Merkel's use of solid colors sets her apart in the dark-suited 'boys' club' of international politics
Adding color to campaigns
It wasn't until Angela Merkel came to power in 2005 that German political dress took on a bit of color. Known for her trademark three-button pants suit by Hamburg designer Bettina Schoenbach, Merkel's standard look is black trousers with a blazer, one which seems to be available in so many colors that Dutch graphic designer Noortje van Eekelen has created a Pantone color chart based on which colors Merkel has worn.
Like any woman in the public eye, Merkel's look has been put under the microscope many times, with Germany's fashion elite either praising or deriding her. Der Spiegel dedicated an article to her with the headline, "[Angela Merkel] Fails to Dress for Success."
Chanel's long-time chief designer Karl Lagerfeld said, "She should perhaps wear a little less color and find someone who can tailor better trousers for her."

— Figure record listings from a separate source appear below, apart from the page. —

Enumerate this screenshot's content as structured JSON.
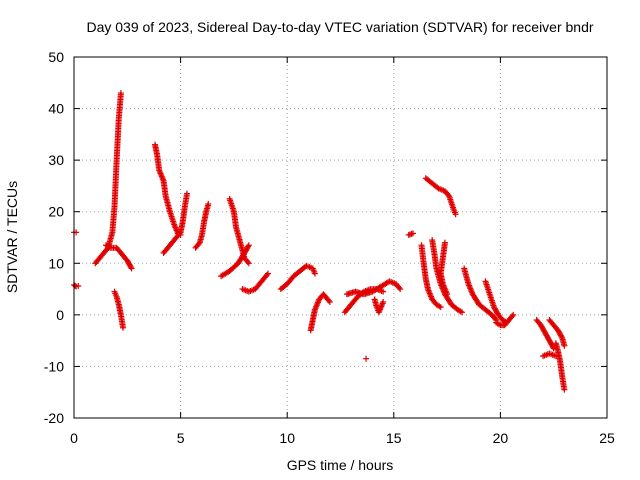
{
  "chart_data": {
    "type": "scatter",
    "title": "Day 039 of 2023, Sidereal Day-to-day VTEC variation (SDTVAR) for receiver bndr",
    "xlabel": "GPS time / hours",
    "ylabel": "SDTVAR / TECUs",
    "xlim": [
      0,
      25
    ],
    "ylim": [
      -20,
      50
    ],
    "xticks": [
      0,
      5,
      10,
      15,
      20,
      25
    ],
    "yticks": [
      -20,
      -10,
      0,
      10,
      20,
      30,
      40,
      50
    ],
    "grid": true,
    "marker": "+",
    "color": "#e00000",
    "series": [
      {
        "name": "t00",
        "points": [
          [
            0.0,
            16.0
          ],
          [
            0.1,
            16.0
          ]
        ]
      },
      {
        "name": "t01",
        "points": [
          [
            0.0,
            5.8
          ],
          [
            0.1,
            5.5
          ],
          [
            0.2,
            5.6
          ]
        ]
      },
      {
        "name": "t02",
        "points": [
          [
            1.0,
            10.0
          ],
          [
            1.2,
            11.0
          ],
          [
            1.4,
            12.0
          ],
          [
            1.6,
            13.0
          ],
          [
            1.8,
            16.0
          ],
          [
            1.9,
            21.0
          ],
          [
            2.0,
            30.0
          ],
          [
            2.1,
            38.0
          ],
          [
            2.2,
            43.0
          ]
        ]
      },
      {
        "name": "t03",
        "points": [
          [
            1.5,
            13.5
          ],
          [
            1.7,
            13.0
          ],
          [
            2.0,
            13.0
          ],
          [
            2.2,
            12.0
          ],
          [
            2.5,
            10.5
          ],
          [
            2.7,
            9.0
          ]
        ]
      },
      {
        "name": "t04",
        "points": [
          [
            1.9,
            4.5
          ],
          [
            2.0,
            3.5
          ],
          [
            2.1,
            2.0
          ],
          [
            2.2,
            0.0
          ],
          [
            2.3,
            -2.5
          ]
        ]
      },
      {
        "name": "t05",
        "points": [
          [
            3.8,
            33.0
          ],
          [
            3.9,
            31.0
          ],
          [
            4.0,
            28.0
          ],
          [
            4.2,
            26.0
          ],
          [
            4.3,
            23.0
          ],
          [
            4.5,
            20.0
          ],
          [
            4.7,
            17.5
          ],
          [
            4.9,
            15.5
          ],
          [
            5.0,
            15.5
          ]
        ]
      },
      {
        "name": "t06",
        "points": [
          [
            4.2,
            12.0
          ],
          [
            4.5,
            13.5
          ],
          [
            4.8,
            15.0
          ],
          [
            5.0,
            16.0
          ],
          [
            5.1,
            18.0
          ],
          [
            5.2,
            21.0
          ],
          [
            5.3,
            23.5
          ]
        ]
      },
      {
        "name": "t07",
        "points": [
          [
            5.7,
            13.0
          ],
          [
            5.9,
            14.0
          ],
          [
            6.0,
            15.5
          ],
          [
            6.1,
            18.0
          ],
          [
            6.2,
            20.0
          ],
          [
            6.3,
            21.5
          ]
        ]
      },
      {
        "name": "t08",
        "points": [
          [
            6.9,
            7.5
          ],
          [
            7.3,
            8.5
          ],
          [
            7.7,
            10.0
          ],
          [
            8.0,
            12.0
          ],
          [
            8.2,
            13.5
          ]
        ]
      },
      {
        "name": "t09",
        "points": [
          [
            7.3,
            22.5
          ],
          [
            7.5,
            20.0
          ],
          [
            7.6,
            17.0
          ],
          [
            7.8,
            14.0
          ],
          [
            8.0,
            11.0
          ],
          [
            8.2,
            10.0
          ]
        ]
      },
      {
        "name": "t10",
        "points": [
          [
            7.9,
            5.0
          ],
          [
            8.2,
            4.5
          ],
          [
            8.5,
            5.0
          ],
          [
            8.8,
            6.5
          ],
          [
            9.1,
            8.0
          ]
        ]
      },
      {
        "name": "t11",
        "points": [
          [
            9.7,
            5.0
          ],
          [
            10.0,
            6.0
          ],
          [
            10.3,
            7.5
          ],
          [
            10.6,
            8.5
          ],
          [
            10.9,
            9.5
          ],
          [
            11.2,
            9.0
          ],
          [
            11.3,
            8.0
          ]
        ]
      },
      {
        "name": "t12",
        "points": [
          [
            11.1,
            -3.0
          ],
          [
            11.2,
            -1.0
          ],
          [
            11.3,
            1.0
          ],
          [
            11.5,
            3.0
          ],
          [
            11.7,
            4.0
          ],
          [
            12.0,
            2.5
          ]
        ]
      },
      {
        "name": "t13",
        "points": [
          [
            12.7,
            0.5
          ],
          [
            13.0,
            2.0
          ],
          [
            13.3,
            3.5
          ],
          [
            13.6,
            4.5
          ],
          [
            13.9,
            5.0
          ],
          [
            14.2,
            5.0
          ],
          [
            14.5,
            4.5
          ]
        ]
      },
      {
        "name": "t14",
        "points": [
          [
            12.8,
            4.0
          ],
          [
            13.2,
            4.5
          ],
          [
            13.6,
            4.0
          ],
          [
            14.0,
            4.5
          ],
          [
            14.4,
            5.5
          ],
          [
            14.8,
            6.5
          ],
          [
            15.1,
            6.0
          ],
          [
            15.3,
            5.0
          ]
        ]
      },
      {
        "name": "t15",
        "points": [
          [
            14.1,
            3.0
          ],
          [
            14.2,
            1.5
          ],
          [
            14.3,
            0.5
          ],
          [
            14.5,
            2.5
          ]
        ]
      },
      {
        "name": "t16",
        "points": [
          [
            13.7,
            -8.5
          ]
        ]
      },
      {
        "name": "t17",
        "points": [
          [
            15.7,
            15.5
          ],
          [
            15.9,
            15.8
          ]
        ]
      },
      {
        "name": "t18",
        "points": [
          [
            16.3,
            13.5
          ],
          [
            16.4,
            10.0
          ],
          [
            16.5,
            7.0
          ],
          [
            16.6,
            5.0
          ],
          [
            16.8,
            3.0
          ],
          [
            17.0,
            2.0
          ],
          [
            17.2,
            1.5
          ]
        ]
      },
      {
        "name": "t19",
        "points": [
          [
            16.5,
            26.5
          ],
          [
            16.8,
            25.5
          ],
          [
            17.1,
            24.5
          ],
          [
            17.4,
            24.0
          ],
          [
            17.6,
            23.0
          ],
          [
            17.8,
            20.5
          ],
          [
            17.9,
            19.5
          ]
        ]
      },
      {
        "name": "t20",
        "points": [
          [
            16.8,
            14.5
          ],
          [
            16.9,
            12.0
          ],
          [
            17.0,
            9.0
          ],
          [
            17.2,
            6.0
          ],
          [
            17.4,
            4.0
          ],
          [
            17.7,
            2.0
          ],
          [
            18.0,
            1.0
          ],
          [
            18.2,
            0.5
          ]
        ]
      },
      {
        "name": "t21",
        "points": [
          [
            17.4,
            14.0
          ],
          [
            17.3,
            11.0
          ],
          [
            17.2,
            8.0
          ],
          [
            17.3,
            6.0
          ],
          [
            17.5,
            4.0
          ]
        ]
      },
      {
        "name": "t22",
        "points": [
          [
            18.3,
            9.0
          ],
          [
            18.5,
            6.0
          ],
          [
            18.7,
            4.0
          ],
          [
            19.0,
            2.0
          ],
          [
            19.3,
            1.0
          ],
          [
            19.6,
            0.0
          ],
          [
            19.8,
            -1.0
          ]
        ]
      },
      {
        "name": "t23",
        "points": [
          [
            19.3,
            6.5
          ],
          [
            19.5,
            4.0
          ],
          [
            19.7,
            1.5
          ],
          [
            19.9,
            0.0
          ],
          [
            20.1,
            -1.0
          ],
          [
            20.3,
            -1.5
          ]
        ]
      },
      {
        "name": "t24",
        "points": [
          [
            19.8,
            -1.5
          ],
          [
            20.0,
            -2.0
          ],
          [
            20.2,
            -2.0
          ],
          [
            20.5,
            -0.5
          ],
          [
            20.6,
            0.0
          ]
        ]
      },
      {
        "name": "t25",
        "points": [
          [
            21.7,
            -1.0
          ],
          [
            21.9,
            -2.0
          ],
          [
            22.1,
            -3.5
          ],
          [
            22.3,
            -5.0
          ],
          [
            22.5,
            -6.5
          ]
        ]
      },
      {
        "name": "t26",
        "points": [
          [
            22.3,
            -1.0
          ],
          [
            22.5,
            -2.0
          ],
          [
            22.7,
            -3.0
          ],
          [
            22.9,
            -4.5
          ],
          [
            23.0,
            -6.0
          ]
        ]
      },
      {
        "name": "t27",
        "points": [
          [
            22.0,
            -8.0
          ],
          [
            22.3,
            -7.5
          ],
          [
            22.6,
            -8.0
          ]
        ]
      },
      {
        "name": "t28",
        "points": [
          [
            22.6,
            -5.5
          ],
          [
            22.7,
            -7.0
          ],
          [
            22.8,
            -9.0
          ],
          [
            22.9,
            -12.0
          ],
          [
            23.0,
            -14.5
          ]
        ]
      }
    ]
  }
}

Nevertheless, in 2006 designer Wolfgang Joop declared Merkel the muse for his autumn/winter collection, proclaiming her "strong and fearless" style inspirational.
Whatever you think of Merkel's look, it stood in stark contrast to the Brioni suits favored by her predecessor, Gerhard Schroeder. (The brand is also a favorite of President Donald Trump, though it recently shifted away from the more traditional look with an ad campaign featuring the heavy metal band Metallica.)
And it's hard to imagine that Merkel - or any other candidate for the chancellor's office - will be handing over a 26,000-euro makeup bill, as French President Emmanuel Macron's office has recently done.
Merkel's main opponent, Martin Schulz from the Social Democratic Party, was very frankly asked by German daily Die Zeit whether he wasn't overdoing it a bit with his "cheap suits," which he'd been criticized for in the media.
Schulz replied that "he wasn't planning on changing" his off-the-rack suits, his glasses or his beard, adding that he'd never thought much about his suits.
Whether the price tag on Schulz's suits will impact German voters on September 24 remains to be seen, but Merkel has already been named chancellor three times. Has her appearance influenced voters?
The power of discussion
While it's impossible to say beyond any anecdotal evidence, the US-based non-profit Name It, Change It has conducted studies that show that women candidates, regardless or their political party or level of office, are confronted by sexism in the media that does play a role in how voters see them.
By focusing on a candidate's appearance – which is more often the case with female candidates – the media contributes to unconscious bias. In a study conducted in 2010, it was revealed that media coverage focusing on a woman candidate's appearance impacted her likeability, thereby making voters less likely to vote for her.
It didn't matter if the coverage was neutral, positive or negative, voter perceptions were such that the candidate was seen as less confident, effective and qualified than without the coverage. The same could not be said of male candidates, according to the study, whose likeability was not impacted even when appearances were discussed.
So all of the hours spent discussing Barack Obama's tan suit or John Kerry's flak jacket for duck hunting were for naught.
That's food for thought as the German election enters its final stretch, with voters heading to the polls on September 24. With three of the six strongest parties putting forth women candidates, media attention drawn to appearances – no matter how neutral – might indeed have an impact on how voters make their choices.